Le critiche allo studio WHI
Lo studio è stato criticato perché includeva donne in media più anziane di quelle che normalmente assumono estrogeni associati a progestinici per la menopausa in Italia, e inoltre perché vi sarebbe stata una maggiore presenza di donne a rischio vascolare (diabetiche, ipertese o in sovrappeso). L'obiezione è infondata: nello studio WHI non risultano differenze in base all'età, alla pressione arteriosa, al peso o alla presenza di diabete e i risultati sono quindi validi indipendentemente dall'età delle donne, dal peso, dalla pressione arteriosa e dalle diverse altre situazioni considerate. Peraltro si può presumere che nelle donne più giovani anche i vantaggi sulle fratture da osteoporosi e sulla prevenzione dei tumori del colon sarebbero in assoluto minori, perché meno a rischio di incorrere in tali patologie.
Si è inoltre sostenuto che i cerotti agli estrogeni siano più sicuri delle pillole, ma nonostante quanto riportato da alcuni organi di stampa, non vi sono prove a supporto di questa opinione. Prima di affermarlo sarà necessario effettuare sperimentazioni cliniche altrettanto rigorose (se non altro per non basarsi su impressioni che possono essere ancora una volta smentite).
Infine, secondo alcuni, si sarebbe ingiustamente trascurato il fatto che le donne trattate con estrogeni e progestinici hanno una migliore qualità di vita. A questo proposito va sottolineato che la terapia di breve durata a base di tali farmaci per i sintomi della menopausa non è in discussione, ma in assenza di disturbi del climaterio non è stato finora dimostrato che le donne che li assumono abbiano davvero una migliore qualità di vita per effetto del trattamento; potrebbe darsi, ad esempio, che le donne con una migliore qualità di vita siano più disposte ad utilizzarli delle altre.

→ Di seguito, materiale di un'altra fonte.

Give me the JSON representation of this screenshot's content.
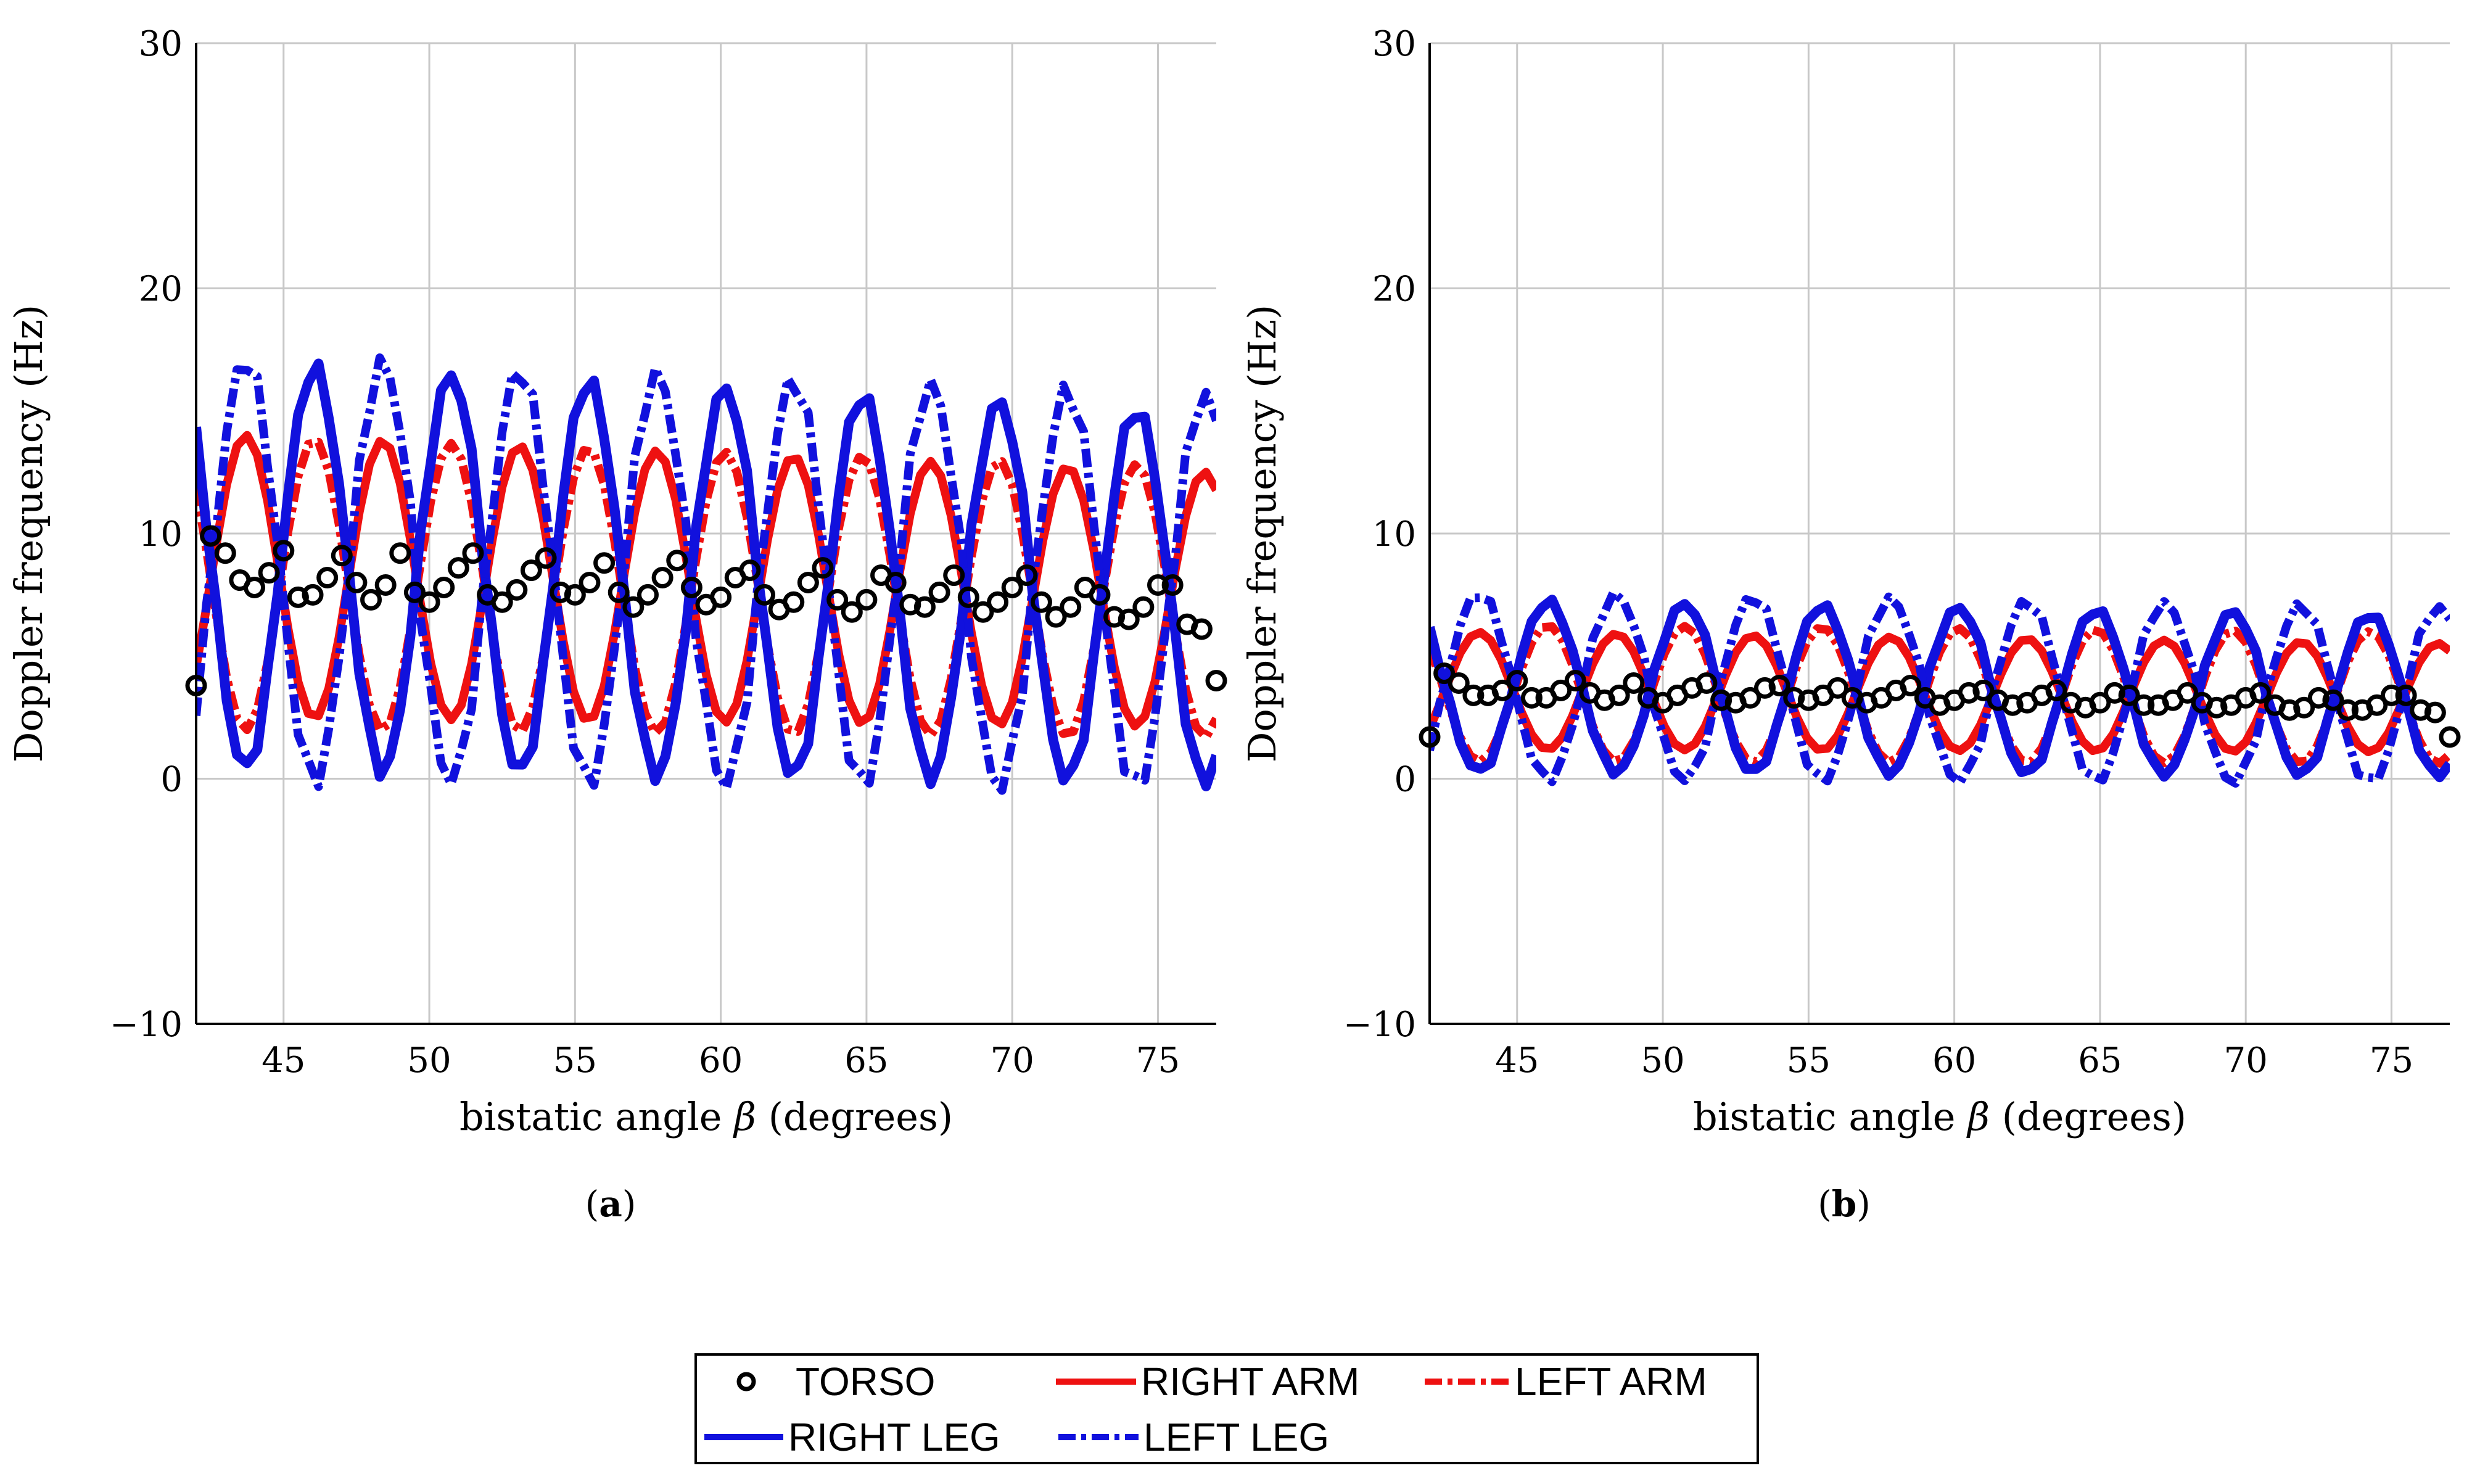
{
  "chart_data": [
    {
      "type": "line",
      "panel_label_prefix": "(",
      "panel_label": "a",
      "panel_label_suffix": ")",
      "xlabel_main": "bistatic angle ",
      "xlabel_symbol": "β",
      "xlabel_suffix": " (degrees)",
      "ylabel": "Doppler frequency (Hz)",
      "xlim": [
        42,
        77
      ],
      "ylim": [
        -10,
        30
      ],
      "xticks": [
        45,
        50,
        55,
        60,
        65,
        70,
        75
      ],
      "yticks": [
        -10,
        0,
        10,
        20,
        30
      ],
      "ytick_labels": [
        "−10",
        "0",
        "10",
        "20",
        "30"
      ],
      "grid": true,
      "series": [
        {
          "key": "torso",
          "style": "marker",
          "color": "#000000",
          "x": [
            42,
            42.5,
            43,
            43.5,
            44,
            44.5,
            45,
            45.5,
            46,
            46.5,
            47,
            47.5,
            48,
            48.5,
            49,
            49.5,
            50,
            50.5,
            51,
            51.5,
            52,
            52.5,
            53,
            53.5,
            54,
            54.5,
            55,
            55.5,
            56,
            56.5,
            57,
            57.5,
            58,
            58.5,
            59,
            59.5,
            60,
            60.5,
            61,
            61.5,
            62,
            62.5,
            63,
            63.5,
            64,
            64.5,
            65,
            65.5,
            66,
            66.5,
            67,
            67.5,
            68,
            68.5,
            69,
            69.5,
            70,
            70.5,
            71,
            71.5,
            72,
            72.5,
            73,
            73.5,
            74,
            74.5,
            75,
            75.5,
            76,
            76.5,
            77
          ],
          "y": [
            3.8,
            9.9,
            9.2,
            8.1,
            7.8,
            8.4,
            9.3,
            7.4,
            7.5,
            8.2,
            9.1,
            8.0,
            7.3,
            7.9,
            9.2,
            7.6,
            7.2,
            7.8,
            8.6,
            9.2,
            7.5,
            7.2,
            7.7,
            8.5,
            9.0,
            7.6,
            7.5,
            8.0,
            8.8,
            7.6,
            7.0,
            7.5,
            8.2,
            8.9,
            7.8,
            7.1,
            7.4,
            8.2,
            8.5,
            7.5,
            6.9,
            7.2,
            8.0,
            8.6,
            7.3,
            6.8,
            7.3,
            8.3,
            8.0,
            7.1,
            7.0,
            7.6,
            8.3,
            7.4,
            6.8,
            7.2,
            7.8,
            8.3,
            7.2,
            6.6,
            7.0,
            7.8,
            7.5,
            6.6,
            6.5,
            7.0,
            7.9,
            7.9,
            6.3,
            6.1,
            4.0
          ]
        },
        {
          "key": "right_arm",
          "style": "solid",
          "color": "#ee1111",
          "width": 14,
          "base": 8.3,
          "amp": 5.8,
          "decay": 1.0,
          "period": 4.7,
          "phase": 0.0,
          "jitter": 0.0
        },
        {
          "key": "left_arm",
          "style": "dashdot",
          "color": "#ee1111",
          "width": 14,
          "base": 8.0,
          "amp": 6.0,
          "decay": 0.8,
          "period": 4.7,
          "phase": 3.1416,
          "jitter": 0.0
        },
        {
          "key": "right_leg",
          "style": "solid",
          "color": "#1111dd",
          "width": 16,
          "base": 8.7,
          "amp": 8.3,
          "decay": 1.3,
          "period": 4.7,
          "phase": 3.1416,
          "jitter": 0.35
        },
        {
          "key": "left_leg",
          "style": "dashdot",
          "color": "#1111dd",
          "width": 14,
          "base": 8.6,
          "amp": 8.6,
          "decay": 1.0,
          "period": 4.7,
          "phase": 0.0,
          "jitter": 0.5
        }
      ]
    },
    {
      "type": "line",
      "panel_label_prefix": "(",
      "panel_label": "b",
      "panel_label_suffix": ")",
      "xlabel_main": "bistatic angle ",
      "xlabel_symbol": "β",
      "xlabel_suffix": " (degrees)",
      "ylabel": "Doppler frequency (Hz)",
      "xlim": [
        42,
        77
      ],
      "ylim": [
        -10,
        30
      ],
      "xticks": [
        45,
        50,
        55,
        60,
        65,
        70,
        75
      ],
      "yticks": [
        -10,
        0,
        10,
        20,
        30
      ],
      "ytick_labels": [
        "−10",
        "0",
        "10",
        "20",
        "30"
      ],
      "grid": true,
      "series": [
        {
          "key": "torso",
          "style": "marker",
          "color": "#000000",
          "x": [
            42,
            42.5,
            43,
            43.5,
            44,
            44.5,
            45,
            45.5,
            46,
            46.5,
            47,
            47.5,
            48,
            48.5,
            49,
            49.5,
            50,
            50.5,
            51,
            51.5,
            52,
            52.5,
            53,
            53.5,
            54,
            54.5,
            55,
            55.5,
            56,
            56.5,
            57,
            57.5,
            58,
            58.5,
            59,
            59.5,
            60,
            60.5,
            61,
            61.5,
            62,
            62.5,
            63,
            63.5,
            64,
            64.5,
            65,
            65.5,
            66,
            66.5,
            67,
            67.5,
            68,
            68.5,
            69,
            69.5,
            70,
            70.5,
            71,
            71.5,
            72,
            72.5,
            73,
            73.5,
            74,
            74.5,
            75,
            75.5,
            76,
            76.5,
            77
          ],
          "y": [
            1.7,
            4.3,
            3.9,
            3.4,
            3.4,
            3.6,
            4.0,
            3.3,
            3.3,
            3.6,
            4.0,
            3.5,
            3.2,
            3.4,
            3.9,
            3.3,
            3.1,
            3.4,
            3.7,
            3.9,
            3.2,
            3.1,
            3.3,
            3.7,
            3.8,
            3.3,
            3.2,
            3.4,
            3.7,
            3.3,
            3.1,
            3.3,
            3.6,
            3.8,
            3.3,
            3.0,
            3.2,
            3.5,
            3.6,
            3.2,
            3.0,
            3.1,
            3.4,
            3.6,
            3.1,
            2.9,
            3.1,
            3.5,
            3.4,
            3.0,
            3.0,
            3.2,
            3.5,
            3.1,
            2.9,
            3.0,
            3.3,
            3.5,
            3.0,
            2.8,
            2.9,
            3.3,
            3.2,
            2.8,
            2.8,
            3.0,
            3.4,
            3.4,
            2.8,
            2.7,
            1.7
          ]
        },
        {
          "key": "right_arm",
          "style": "solid",
          "color": "#ee1111",
          "width": 14,
          "base": 3.6,
          "amp": 2.4,
          "decay": 0.3,
          "period": 4.7,
          "phase": 0.0,
          "jitter": 0.0
        },
        {
          "key": "left_arm",
          "style": "dashdot",
          "color": "#ee1111",
          "width": 14,
          "base": 3.5,
          "amp": 2.8,
          "decay": 0.2,
          "period": 4.7,
          "phase": 3.1416,
          "jitter": 0.0
        },
        {
          "key": "right_leg",
          "style": "solid",
          "color": "#1111dd",
          "width": 16,
          "base": 3.8,
          "amp": 3.5,
          "decay": 0.4,
          "period": 4.7,
          "phase": 3.1416,
          "jitter": 0.15
        },
        {
          "key": "left_leg",
          "style": "dashdot",
          "color": "#1111dd",
          "width": 14,
          "base": 3.8,
          "amp": 3.8,
          "decay": 0.4,
          "period": 4.7,
          "phase": 0.0,
          "jitter": 0.2
        }
      ]
    }
  ],
  "legend": {
    "position": "bottom-center",
    "items": [
      {
        "key": "torso",
        "label": "TORSO",
        "style": "marker",
        "color": "#000000"
      },
      {
        "key": "right_arm",
        "label": "RIGHT ARM",
        "style": "solid",
        "color": "#ee1111"
      },
      {
        "key": "left_arm",
        "label": "LEFT ARM",
        "style": "dashdot",
        "color": "#ee1111"
      },
      {
        "key": "right_leg",
        "label": "RIGHT LEG",
        "style": "solid",
        "color": "#1111dd"
      },
      {
        "key": "left_leg",
        "label": "LEFT LEG",
        "style": "dashdot",
        "color": "#1111dd"
      }
    ]
  }
}
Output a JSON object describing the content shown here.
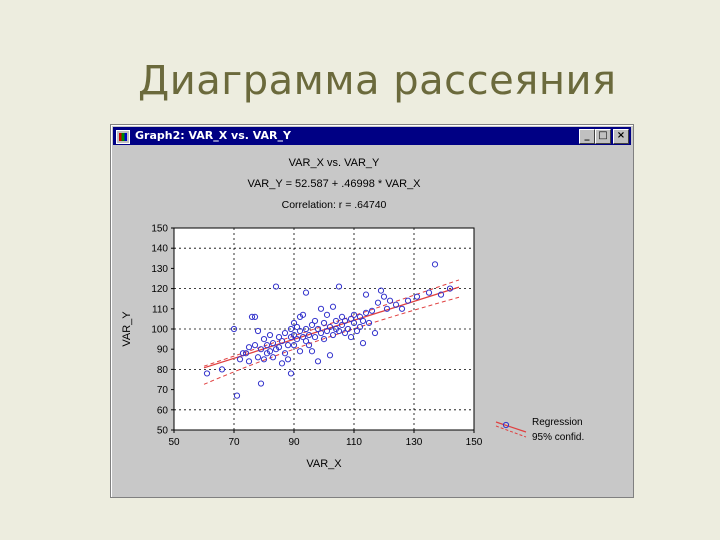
{
  "slide": {
    "title": "Диаграмма рассеяния"
  },
  "window": {
    "title": "Graph2:  VAR_X vs.  VAR_Y",
    "min_glyph": "_",
    "max_glyph": "□",
    "close_glyph": "×"
  },
  "chart_data": {
    "type": "scatter",
    "title": "VAR_X vs. VAR_Y",
    "subtitle": "VAR_Y = 52.587  +  .46998 * VAR_X",
    "annotation": "Correlation: r = .64740",
    "xlabel": "VAR_X",
    "ylabel": "VAR_Y",
    "xlim": [
      50,
      150
    ],
    "ylim": [
      50,
      150
    ],
    "xticks": [
      50,
      70,
      90,
      110,
      130,
      150
    ],
    "yticks": [
      50,
      60,
      70,
      80,
      90,
      100,
      110,
      120,
      130,
      140,
      150
    ],
    "grid": true,
    "legend_position": "bottom-right-outside",
    "legend": [
      "Regression",
      "95% confid."
    ],
    "colors": {
      "points": "#3333cc",
      "regression": "#e04040",
      "confidence": "#e04040"
    },
    "regression": {
      "intercept": 52.587,
      "slope": 0.46998
    },
    "confidence_band": {
      "lower": [
        [
          60,
          72.6
        ],
        [
          95,
          95.0
        ],
        [
          145,
          115.7
        ]
      ],
      "upper": [
        [
          60,
          81.6
        ],
        [
          95,
          99.0
        ],
        [
          145,
          124.3
        ]
      ]
    },
    "points": [
      [
        61,
        78
      ],
      [
        66,
        80
      ],
      [
        70,
        100
      ],
      [
        71,
        67
      ],
      [
        72,
        85
      ],
      [
        73,
        88
      ],
      [
        74,
        88
      ],
      [
        75,
        91
      ],
      [
        75,
        84
      ],
      [
        76,
        106
      ],
      [
        77,
        106
      ],
      [
        77,
        92
      ],
      [
        78,
        99
      ],
      [
        78,
        86
      ],
      [
        79,
        73
      ],
      [
        79,
        90
      ],
      [
        80,
        85
      ],
      [
        80,
        95
      ],
      [
        81,
        88
      ],
      [
        81,
        92
      ],
      [
        82,
        89
      ],
      [
        82,
        97
      ],
      [
        83,
        86
      ],
      [
        83,
        93
      ],
      [
        84,
        121
      ],
      [
        84,
        90
      ],
      [
        85,
        91
      ],
      [
        85,
        96
      ],
      [
        86,
        83
      ],
      [
        86,
        94
      ],
      [
        87,
        88
      ],
      [
        87,
        98
      ],
      [
        88,
        92
      ],
      [
        88,
        85
      ],
      [
        89,
        100
      ],
      [
        89,
        96
      ],
      [
        89,
        78
      ],
      [
        90,
        103
      ],
      [
        90,
        97
      ],
      [
        90,
        92
      ],
      [
        91,
        101
      ],
      [
        91,
        95
      ],
      [
        92,
        106
      ],
      [
        92,
        99
      ],
      [
        92,
        89
      ],
      [
        93,
        107
      ],
      [
        93,
        96
      ],
      [
        94,
        118
      ],
      [
        94,
        100
      ],
      [
        94,
        94
      ],
      [
        95,
        97
      ],
      [
        95,
        92
      ],
      [
        96,
        102
      ],
      [
        96,
        89
      ],
      [
        97,
        104
      ],
      [
        97,
        96
      ],
      [
        98,
        100
      ],
      [
        98,
        84
      ],
      [
        99,
        110
      ],
      [
        99,
        98
      ],
      [
        100,
        103
      ],
      [
        100,
        95
      ],
      [
        101,
        99
      ],
      [
        101,
        107
      ],
      [
        102,
        87
      ],
      [
        102,
        101
      ],
      [
        103,
        111
      ],
      [
        103,
        97
      ],
      [
        104,
        104
      ],
      [
        104,
        100
      ],
      [
        105,
        99
      ],
      [
        105,
        121
      ],
      [
        106,
        106
      ],
      [
        106,
        102
      ],
      [
        107,
        98
      ],
      [
        107,
        104
      ],
      [
        108,
        100
      ],
      [
        109,
        105
      ],
      [
        109,
        96
      ],
      [
        110,
        103
      ],
      [
        110,
        107
      ],
      [
        111,
        99
      ],
      [
        112,
        106
      ],
      [
        112,
        101
      ],
      [
        113,
        93
      ],
      [
        113,
        104
      ],
      [
        114,
        117
      ],
      [
        114,
        108
      ],
      [
        115,
        103
      ],
      [
        116,
        109
      ],
      [
        117,
        98
      ],
      [
        118,
        113
      ],
      [
        119,
        119
      ],
      [
        120,
        116
      ],
      [
        121,
        110
      ],
      [
        122,
        114
      ],
      [
        124,
        112
      ],
      [
        126,
        110
      ],
      [
        128,
        114
      ],
      [
        131,
        116
      ],
      [
        135,
        118
      ],
      [
        137,
        132
      ],
      [
        139,
        117
      ],
      [
        142,
        120
      ]
    ]
  }
}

Comunque, buona parte delle interessate interrompe la terapia spontaneamente (in genere non molto tempo dopo la scomparsa dei disturbi) e questo fa presumere che di solito le donne non avvertano particolari disagi quando smettono. In ogni caso, solo ciascuna singola donna può decidere sulla sua qualità della vita, valutando globalmente con l'aiuto del suo medico i pro e i contro della terapia.
Raccomandazioni
L'assunzione di estrogeni per ridurre i sintomi che si manifestano all'inizio della menopausa (i più comuni sono vampate, sudorazioni, insonnia e secchezza della vagina) può essere molto utile specialmente se i disturbi sono mal sopportati. Un trattamento breve (alcuni mesi in genere sono sufficienti) comporta in questi casi molti più benefici che rischi e, salvo controindicazioni assolute, non c'è nessun motivo per rinunciarvi. Analogamente, nel caso di menopausa precoce (naturale o chirurgica), la terapia può essere opportuna fino all'età media della menopausa nella nostra popolazione (50-51 anni), sempre se non vi sono controindicazioni e sottoponendosi ai necessari controlli.
Non è invece raccomandabile continuare la terapia ormonale sostitutiva oltre il periodo necessario per ridurre i sintomi, almeno dopo aver raggiunto l'età della menopausa naturale.
Le stesse indicazioni vanno prudentemente considerate valide sia per gli estrogeni orali che per quelli in formulazioni transdermiche (cerotti), mentre nelle donne senza utero che assumono solo estrogeni i dati attualmente disponibili sono insufficienti per dare indicazioni precise (vi sono studi in corso).
Le donne che assumono estrogeni in qualunque formulazione abbinati a progestinici a scopo unicamente preventivo, cioè al di fuori dei casi di terapia dei sintomi o della menopausa precoce, dovrebbero quindi consigliarsi con il loro medico di fiducia circa l'opportunità di smettere il trattamento.
I benefici che si volevano perseguire con la terapia ormonale sostitutiva (soprattutto prevenzione dell'osteoporosi e delle malattie cardiovascolari) possono essere ottenuti con altre misure, tra le quali spicca per importanza ed efficacia lo stile di vita basato su alimentazione corretta, astensione dal fumo ed esercizio fisico. Nei casi di rischio particolarmente elevato, sono comunque disponibili altri farmaci.